In Table 12, the Durbin Watson (DW) test is used to check possible autocorrelation in carbon price prediction residuals [32]. Carbon price forecast residuals of single BP, SVM, and ELM models have a positive correlation, which indicates that the single model has poor stability again. When EEMD is used to decompose and reconstruct carbon price, correlation of the predicted residuals is suppressed. Simultaneously, correlation of EEMD-IBA-ELM forecast residuals is very small, which shows that IBA significantly enhances stability and effectiveness of prediction. When considering energy price, correlation of EEMD-IBA-ELM’s prediction residual basically disappears, which shows that EEMD-IBA-ELM has superior prediction performance.
Overall, the main research results of the two carbon markets are as follows:
(1)
Using the data decomposed by EEMD improves the prediction accuracy of carbon price when prediction error of the single BP, SVM, and ELM model is large, which shows that EEMD can realize the accurate separation of independent modal components by adding white noise sequence to the original carbon price sequence.
(2)
Prediction accuracy of the BA-ELM composite model is higher than that of the single BP, SVM, and ELM model, whether original carbon price is decomposed by EEMD or not. Because the connection parameters between input layer and hidden layer are randomly set, prediction results of a single ELM model are very unstable, which leads to a large prediction error of single ELM. When ELM is optimized by BA, the prediction accuracy is improved and the model stability is enhanced. Simultaneously, because IBA further improves the optimization ability of the algorithm by using horizontal crossover strategy to optimize BA, the prediction accuracy of EEMD-IBA-ELM outperforms EEMD-BA-ELM. The prediction errors of EEMD-IBA-ELM in ECX and KRX carbon markets are 11.2652% and 10.1353%, respectively.
(3)
When BCOFP, NGFP, and WTOFP are used as input variables of EEMD-IBA-ELM, the prediction performance of EEMD-IBA-ELM is further enhanced.

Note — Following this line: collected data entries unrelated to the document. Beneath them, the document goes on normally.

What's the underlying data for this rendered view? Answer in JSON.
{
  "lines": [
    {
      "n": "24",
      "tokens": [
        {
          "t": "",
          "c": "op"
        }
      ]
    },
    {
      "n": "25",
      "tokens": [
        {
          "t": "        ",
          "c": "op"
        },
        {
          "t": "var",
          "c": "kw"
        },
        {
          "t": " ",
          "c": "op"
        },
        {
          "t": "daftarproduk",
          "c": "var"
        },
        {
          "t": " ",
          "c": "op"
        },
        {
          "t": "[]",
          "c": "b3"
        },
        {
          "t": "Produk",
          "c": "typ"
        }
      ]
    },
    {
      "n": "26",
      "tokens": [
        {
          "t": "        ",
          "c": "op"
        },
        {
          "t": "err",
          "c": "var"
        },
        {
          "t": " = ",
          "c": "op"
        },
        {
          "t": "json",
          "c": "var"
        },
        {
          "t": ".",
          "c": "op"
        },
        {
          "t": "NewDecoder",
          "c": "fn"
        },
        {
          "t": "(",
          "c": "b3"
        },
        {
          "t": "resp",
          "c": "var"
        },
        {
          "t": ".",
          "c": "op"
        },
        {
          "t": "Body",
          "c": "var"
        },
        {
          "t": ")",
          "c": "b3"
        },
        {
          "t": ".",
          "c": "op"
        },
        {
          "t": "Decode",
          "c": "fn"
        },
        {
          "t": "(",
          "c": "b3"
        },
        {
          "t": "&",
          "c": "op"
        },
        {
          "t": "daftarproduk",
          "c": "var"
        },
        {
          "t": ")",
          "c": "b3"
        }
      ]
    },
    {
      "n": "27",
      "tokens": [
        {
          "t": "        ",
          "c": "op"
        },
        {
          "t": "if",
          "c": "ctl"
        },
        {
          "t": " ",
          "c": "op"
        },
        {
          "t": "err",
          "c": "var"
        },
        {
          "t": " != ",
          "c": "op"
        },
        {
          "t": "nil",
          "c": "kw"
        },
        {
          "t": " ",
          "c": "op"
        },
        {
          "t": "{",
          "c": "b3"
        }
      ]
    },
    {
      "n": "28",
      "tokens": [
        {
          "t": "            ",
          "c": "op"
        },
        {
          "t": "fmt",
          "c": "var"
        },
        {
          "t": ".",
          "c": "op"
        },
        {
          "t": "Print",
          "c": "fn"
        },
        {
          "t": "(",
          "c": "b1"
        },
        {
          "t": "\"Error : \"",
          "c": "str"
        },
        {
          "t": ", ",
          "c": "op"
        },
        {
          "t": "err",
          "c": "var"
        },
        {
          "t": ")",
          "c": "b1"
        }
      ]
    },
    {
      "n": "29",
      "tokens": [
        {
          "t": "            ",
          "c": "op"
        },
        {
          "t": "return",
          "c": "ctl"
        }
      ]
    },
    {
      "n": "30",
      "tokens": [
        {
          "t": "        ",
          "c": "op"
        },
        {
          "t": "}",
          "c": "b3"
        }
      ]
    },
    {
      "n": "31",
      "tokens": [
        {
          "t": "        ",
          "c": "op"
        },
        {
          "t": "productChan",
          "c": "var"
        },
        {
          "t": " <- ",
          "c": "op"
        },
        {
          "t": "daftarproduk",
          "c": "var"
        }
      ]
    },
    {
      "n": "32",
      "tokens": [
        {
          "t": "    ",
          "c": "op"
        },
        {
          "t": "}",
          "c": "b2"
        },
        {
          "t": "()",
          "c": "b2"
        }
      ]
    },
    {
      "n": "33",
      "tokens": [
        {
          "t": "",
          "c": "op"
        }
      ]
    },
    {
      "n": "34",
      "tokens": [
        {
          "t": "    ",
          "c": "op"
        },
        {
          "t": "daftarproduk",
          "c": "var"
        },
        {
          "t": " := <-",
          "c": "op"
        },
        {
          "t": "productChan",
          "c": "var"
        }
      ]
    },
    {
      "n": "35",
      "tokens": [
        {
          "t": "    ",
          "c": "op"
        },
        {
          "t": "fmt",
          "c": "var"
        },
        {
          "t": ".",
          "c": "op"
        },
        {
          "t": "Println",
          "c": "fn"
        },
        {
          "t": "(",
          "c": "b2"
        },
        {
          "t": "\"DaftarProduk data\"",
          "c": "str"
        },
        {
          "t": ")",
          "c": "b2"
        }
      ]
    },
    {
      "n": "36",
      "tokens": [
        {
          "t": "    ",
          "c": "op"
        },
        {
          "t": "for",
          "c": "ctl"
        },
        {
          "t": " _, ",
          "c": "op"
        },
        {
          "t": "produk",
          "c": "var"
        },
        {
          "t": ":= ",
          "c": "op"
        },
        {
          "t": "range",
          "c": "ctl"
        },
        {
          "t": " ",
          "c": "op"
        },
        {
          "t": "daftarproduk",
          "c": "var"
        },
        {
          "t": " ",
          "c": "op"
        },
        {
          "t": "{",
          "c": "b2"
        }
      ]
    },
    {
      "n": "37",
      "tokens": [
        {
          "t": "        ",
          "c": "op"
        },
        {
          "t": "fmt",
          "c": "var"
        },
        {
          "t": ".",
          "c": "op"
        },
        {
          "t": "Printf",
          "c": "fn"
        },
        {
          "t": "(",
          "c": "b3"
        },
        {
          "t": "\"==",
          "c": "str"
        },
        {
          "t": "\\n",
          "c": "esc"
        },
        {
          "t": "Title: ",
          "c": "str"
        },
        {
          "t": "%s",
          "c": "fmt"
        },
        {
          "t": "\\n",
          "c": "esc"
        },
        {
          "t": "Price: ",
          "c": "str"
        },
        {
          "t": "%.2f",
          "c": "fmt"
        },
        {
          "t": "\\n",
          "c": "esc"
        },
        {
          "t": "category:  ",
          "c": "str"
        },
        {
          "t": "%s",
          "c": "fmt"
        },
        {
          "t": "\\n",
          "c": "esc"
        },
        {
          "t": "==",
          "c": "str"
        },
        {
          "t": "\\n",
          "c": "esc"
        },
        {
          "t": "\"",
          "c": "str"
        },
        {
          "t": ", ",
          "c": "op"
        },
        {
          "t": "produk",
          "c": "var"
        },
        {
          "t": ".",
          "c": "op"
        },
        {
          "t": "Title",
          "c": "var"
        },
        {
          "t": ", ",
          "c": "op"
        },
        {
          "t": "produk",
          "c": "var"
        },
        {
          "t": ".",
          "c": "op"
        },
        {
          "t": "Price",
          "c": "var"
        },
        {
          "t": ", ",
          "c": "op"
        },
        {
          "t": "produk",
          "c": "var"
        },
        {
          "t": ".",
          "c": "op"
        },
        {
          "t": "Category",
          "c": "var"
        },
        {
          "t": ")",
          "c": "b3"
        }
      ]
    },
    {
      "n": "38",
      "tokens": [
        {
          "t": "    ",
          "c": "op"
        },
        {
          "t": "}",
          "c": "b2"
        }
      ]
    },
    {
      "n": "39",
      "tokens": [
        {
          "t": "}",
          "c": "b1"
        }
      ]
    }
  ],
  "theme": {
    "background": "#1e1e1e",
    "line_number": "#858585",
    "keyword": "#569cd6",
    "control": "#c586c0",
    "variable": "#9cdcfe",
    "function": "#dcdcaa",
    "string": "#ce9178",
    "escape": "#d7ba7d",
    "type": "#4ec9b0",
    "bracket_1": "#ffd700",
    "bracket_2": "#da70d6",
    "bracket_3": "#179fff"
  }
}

The prediction accuracy of EEMD-IBA-ELM considering energy price in the ECX and KRX markets was increased to 2.1982% and 1.1762%. BCOFP and NGFP are the main energy futures prices in the world. Their fluctuations affect energy supply, energy consumption structure, and international trade, thus further affecting price fluctuations in the carbon market. Furthermore, WTOFP reflects the change of supply and demand in the energy market, thus affecting carbon price fluctuation. The results show that introduction of BCOFP, NGFP, and WTOFP can significantly enhance carbon price prediction accuracy.

6. Conclusions

A novel carbon price prediction method is constructed based on EEMD, IBA, and ELM in this paper. First, EEMD improves the separation efficiency of carbon price components and high-precision carbon price characteristic IMFs are acquired. Secondly, IBA establishes the information sharing mechanism of the BA algorithm and improves its optimization efficiency by using horizontal cross strategy. Simultaneously, ELM is optimized by IBA to enhance the stability and prediction accuracy of the model. Finally, EEMD-IBA-ELLM is proven to be effective in carbon price prediction by comparing with the comparison model, and the introduction of BCOFP, NGFP, and WTOFP can further improve the prediction effect. The main conclusions of this study are as follows:
(1)
The carbon price sequence has significant complexity and irregularity. With the aid of white noise decomposition, the carbon price is decomposed into several independent feature components, which greatly reduces the difficulty of carbon price prediction and improves the prediction accuracy.
(2)
In the empirical analysis of the ECX and KRX carbon markets, EEMD-IBA-ELM has the best prediction accuracy and effect. Therefore, EEMD-IBA-ELM is an effective and feasible carbon price forecasting tool, which will help carbon market managers to supervise market operation and help carbon trading investors make investment decisions. At present, carbon markets are becoming more and more active and ECX and KRX carbon markets are typical representatives of the active carbon market. Therefore, EEMD-IBA-ELM is an effective method to predict current price fluctuation of carbon trading.
(3)
There is a high correlation between energy prices and carbon prices, which reflects that changes in energy systems have a significant impact on carbon emissions and carbon trading. By introducing the energy price factor into the EEMD-IBA-ELM carbon price model, we can achieve a more accurate prediction. In addition, the energy sectors can effectively reduce carbon emissions and promote development of the carbon market by adjusting energy supply and consumption structure.
In this study, a new method of carbon price analysis and prediction is established, which improves accuracy of carbon price prediction. Simultaneously, introduction of energy price can improve the prediction effect of carbon price. However, energy spot price is not considered due to lack of historical data. In the future, energy spot price can be considered in carbon price prediction.

Author Contributions

Data curation, J.Z.; Formal analysis, J.Z.; Methodology, W.S.; Software, W.S. All authors have read and agreed to the published version of the manuscript.

Funding

This research received no external funding.

Acknowledgments

Thanks Qi Gao for writing suggestions of this paper and Thanks Chenchen Huang and Zhaoqi Li for helping to improve research.

Conflicts of Interest

The authors declare no conflict of interest.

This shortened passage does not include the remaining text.